After a year at university, Margot Kinter decided to pursue her passion and started for Toronto, found a job as an actress in Canada and shortly thereafter moved to Los Angeles to star with James Garner in the 1971 TV series “Nichols” in 1971. Cinematic transfer of the book by writer Thomas McGuane. The married writer directed her and chose the actress for the female leading role, and there was an erotic romance between them. He divorced, Kinter moved to Montana and welcomed their daughter Maggie in 1975, and they got married the following year.

“I decided, for the first time in my life, to commit to a man, to become a wife and a mother. It was the only relationship I said I would go to the end ”, said the actress. “But I didn’t really commit. It was a bit unfinished. Mostly I was crying in closets. It was a great lesson. “

Margot

The actress was quickly bored with rural life and lacked acting. She suddenly phoned her agenda, Rick Nicita, while still living in Montana. And shortly thereafter “Superman” came into her life. Her “chemistry” with Rib is undoubtedly, though she later admitted that she found him “stupid” at their meeting. This role brought a reputation, money and “liberated” her from her marriage, as she and McGuane broke up, but the reputation had a price. ‘I was what I call’ ‘Margot Moviestar’ ‘told the Los Angeles Times in 1997. “Or I was trying to be. After Superman came out, I found it very difficult to manage the publicity. I wasn’t very good at that and that filled me with anxiety and panic. “

He feasted frantically, came out with many celebrities – from Pierre Trudeau to Richard Pryor – and generally gained the reputation that he was alien, charismatic and eccentric. ‘I never did anything with moderation in my life’he admitted later. He was diagnosed with bipolar disorder in 1988, but refused to accept it and take medication.

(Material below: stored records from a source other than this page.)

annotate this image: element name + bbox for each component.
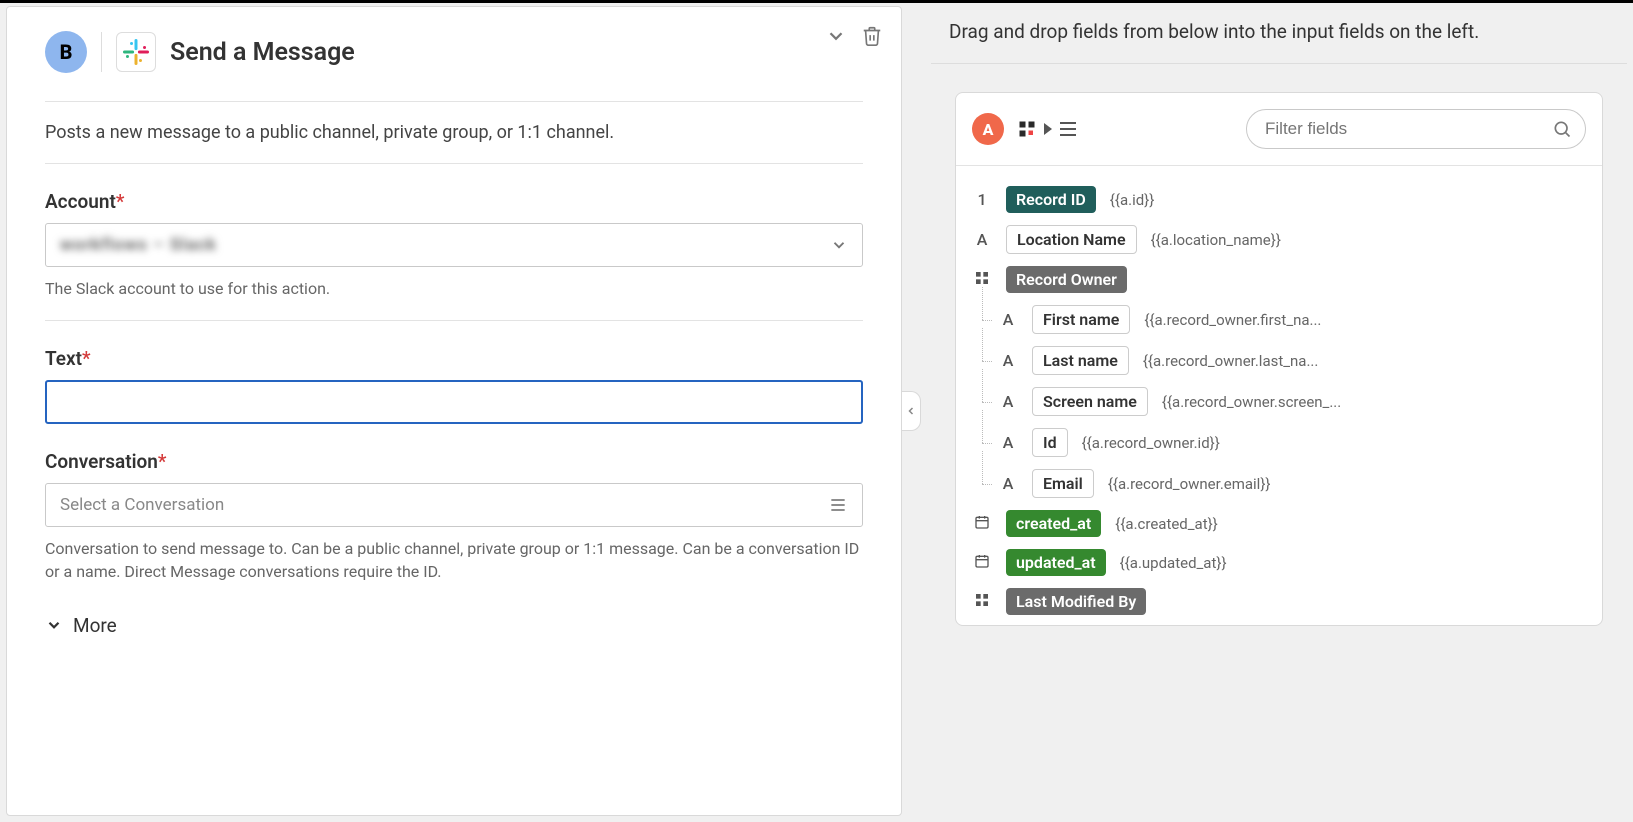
field-pill: updated_at	[1006, 549, 1106, 576]
account-help: The Slack account to use for this action…	[45, 277, 863, 300]
field-row[interactable]: A Location Name {{a.location_name}}	[968, 219, 1590, 260]
chevron-down-icon	[830, 236, 848, 254]
filter-fields-input[interactable]	[1246, 109, 1586, 149]
conversation-placeholder: Select a Conversation	[60, 495, 224, 515]
field-pill: created_at	[1006, 510, 1101, 537]
title-row: B Send a Message	[45, 31, 863, 73]
field-variable: {{a.location_name}}	[1151, 231, 1281, 249]
field-row[interactable]: updated_at {{a.updated_at}}	[968, 543, 1590, 582]
text-type-icon: A	[998, 474, 1018, 493]
field-row[interactable]: A Email {{a.record_owner.email}}	[968, 463, 1590, 504]
delete-icon[interactable]	[861, 25, 883, 51]
field-row[interactable]: Record Owner	[968, 260, 1590, 299]
text-input[interactable]	[45, 380, 863, 424]
field-variable: {{a.record_owner.last_na...	[1143, 352, 1318, 370]
date-type-icon	[972, 553, 992, 573]
field-row[interactable]: A Screen name {{a.record_owner.screen_...	[968, 381, 1590, 422]
field-row[interactable]: Last Modified By	[968, 582, 1590, 621]
text-type-icon: A	[998, 433, 1018, 452]
step-badge: B	[45, 31, 87, 73]
account-select[interactable]: workflows – Slack	[45, 223, 863, 267]
action-title: Send a Message	[170, 38, 355, 67]
field-row[interactable]: A Id {{a.record_owner.id}}	[968, 422, 1590, 463]
field-row[interactable]: A Last name {{a.record_owner.last_na...	[968, 340, 1590, 381]
field-pill: Record Owner	[1006, 266, 1127, 293]
fields-card: A 1 Record ID {{a.id}} A Location Name {{a.lo…	[955, 92, 1603, 626]
panel-collapse-handle[interactable]	[901, 391, 921, 431]
conversation-select[interactable]: Select a Conversation	[45, 483, 863, 527]
field-row[interactable]: A First name {{a.record_owner.first_na...	[968, 299, 1590, 340]
search-icon	[1552, 119, 1572, 139]
account-label: Account*	[45, 190, 863, 213]
text-type-icon: A	[972, 230, 992, 249]
fields-toolbar: A	[956, 93, 1602, 166]
field-picker-panel: Drag and drop fields from below into the…	[931, 6, 1627, 816]
field-pill: Last name	[1032, 346, 1129, 375]
text-type-icon: A	[998, 310, 1018, 329]
text-type-icon: A	[998, 351, 1018, 370]
field-variable: {{a.id}}	[1110, 191, 1155, 209]
slack-icon	[116, 32, 156, 72]
field-pill: Record ID	[1006, 186, 1096, 213]
chevron-down-icon	[45, 616, 63, 634]
action-config-panel: B Send a Message Posts a new message to …	[6, 6, 902, 816]
number-type-icon: 1	[972, 190, 992, 209]
conversation-help: Conversation to send message to. Can be …	[45, 537, 863, 583]
field-pill: Id	[1032, 428, 1068, 457]
list-icon	[828, 495, 848, 515]
action-description: Posts a new message to a public channel,…	[45, 122, 863, 143]
field-variable: {{a.record_owner.first_na...	[1144, 311, 1321, 329]
divider	[101, 32, 102, 72]
field-pill: Screen name	[1032, 387, 1148, 416]
conversation-label: Conversation*	[45, 450, 863, 473]
field-row[interactable]: 1 Record ID {{a.id}}	[968, 180, 1590, 219]
object-type-icon	[972, 592, 992, 612]
more-label: More	[73, 614, 117, 637]
date-type-icon	[972, 514, 992, 534]
field-picker-header: Drag and drop fields from below into the…	[931, 6, 1627, 64]
text-label: Text*	[45, 347, 863, 370]
account-value: workflows – Slack	[60, 235, 217, 255]
source-app-icon	[1018, 120, 1036, 138]
field-variable: {{a.record_owner.id}}	[1082, 434, 1220, 452]
collapse-icon[interactable]	[825, 25, 847, 51]
field-variable: {{a.updated_at}}	[1120, 554, 1227, 572]
text-type-icon: A	[998, 392, 1018, 411]
field-pill: Last Modified By	[1006, 588, 1146, 615]
field-pill: Location Name	[1006, 225, 1137, 254]
field-variable: {{a.record_owner.email}}	[1108, 475, 1271, 493]
more-toggle[interactable]: More	[45, 614, 863, 637]
field-variable: {{a.record_owner.screen_...	[1162, 393, 1341, 411]
play-icon	[1044, 123, 1052, 135]
field-pill: First name	[1032, 305, 1130, 334]
field-pill: Email	[1032, 469, 1094, 498]
list-icon	[1060, 122, 1076, 136]
field-row[interactable]: created_at {{a.created_at}}	[968, 504, 1590, 543]
field-variable: {{a.created_at}}	[1115, 515, 1217, 533]
fields-list: 1 Record ID {{a.id}} A Location Name {{a.loca…	[956, 166, 1602, 625]
source-step-badge[interactable]: A	[972, 113, 1004, 145]
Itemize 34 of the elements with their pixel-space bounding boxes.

However, a serious injury to a car accident in 1990 was decisive for the actress. She was partially paralyzed, underwent surgery two years later, but the damage and recovery left her bankrupt, as well as addicted to pills and alcohol. Her daughter, seven months after her death, told the New York Times: “What made her even more special than people can understand is all he succeeded while giving these battles …”.